Playgrounds emptied as parents kept children inside. But workers in Singapore could still be seen toiling at some construction sites.
The Singapore government has so far only issued only broad guidelines about employers having to ensure the health and safety of workers.
“Even as our government rails against the corporate interests in Sumatra who are willing to sacrifice human health for profits, the Ministry of Manpower still isn’t practicing what they preach by allowing construction companies in Singapore to make their workers slog through the smog,” the Online Citizen, a socio-political website, said in a commentary.
In 1997, the Ministry of Manpower, then called the Ministry of Labour, said outdoor work should stop if the PSI topped 400.
Jetstar, the budget carrier of Australia’s Qantas Airways Ltd, was advertising fares to unaffected destinations like Bangkok, Phuket, Bali and Shantou in China.

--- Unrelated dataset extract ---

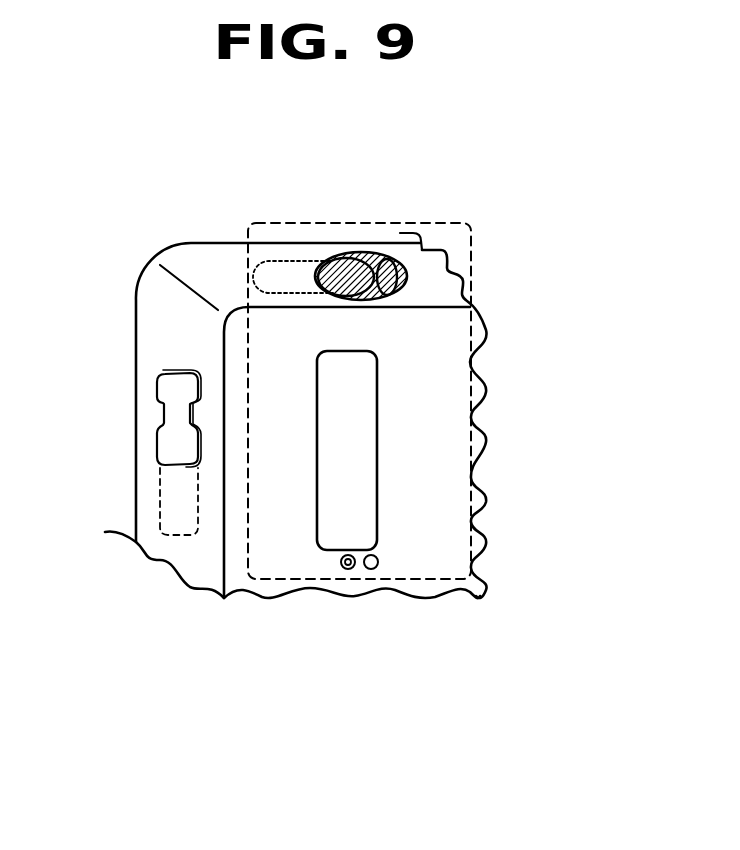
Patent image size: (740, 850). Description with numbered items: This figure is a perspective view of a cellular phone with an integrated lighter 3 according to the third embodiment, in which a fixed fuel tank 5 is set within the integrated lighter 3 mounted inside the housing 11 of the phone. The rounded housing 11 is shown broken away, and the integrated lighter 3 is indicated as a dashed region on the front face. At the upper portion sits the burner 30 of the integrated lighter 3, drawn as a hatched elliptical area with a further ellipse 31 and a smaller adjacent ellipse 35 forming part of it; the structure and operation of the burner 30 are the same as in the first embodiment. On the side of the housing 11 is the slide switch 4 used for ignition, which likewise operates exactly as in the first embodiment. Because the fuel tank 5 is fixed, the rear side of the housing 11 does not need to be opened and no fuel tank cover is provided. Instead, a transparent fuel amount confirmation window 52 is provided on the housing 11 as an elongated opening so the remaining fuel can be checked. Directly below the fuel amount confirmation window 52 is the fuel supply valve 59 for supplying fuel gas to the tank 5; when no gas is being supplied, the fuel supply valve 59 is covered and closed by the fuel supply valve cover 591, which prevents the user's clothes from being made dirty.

“Fantasising about greener pastures or fresh air by the beach? Turn your dream into reality by jetting off with this week’s Friday Fare Frenzy!,” JetStar said.
However, some companies have taken their advertisements a bit too far. McDonald‘s, the fast-food-chain, apologised for making a haze-related pun in one promotion - “Today’s Peak Sauce Index is looking deliciously high”.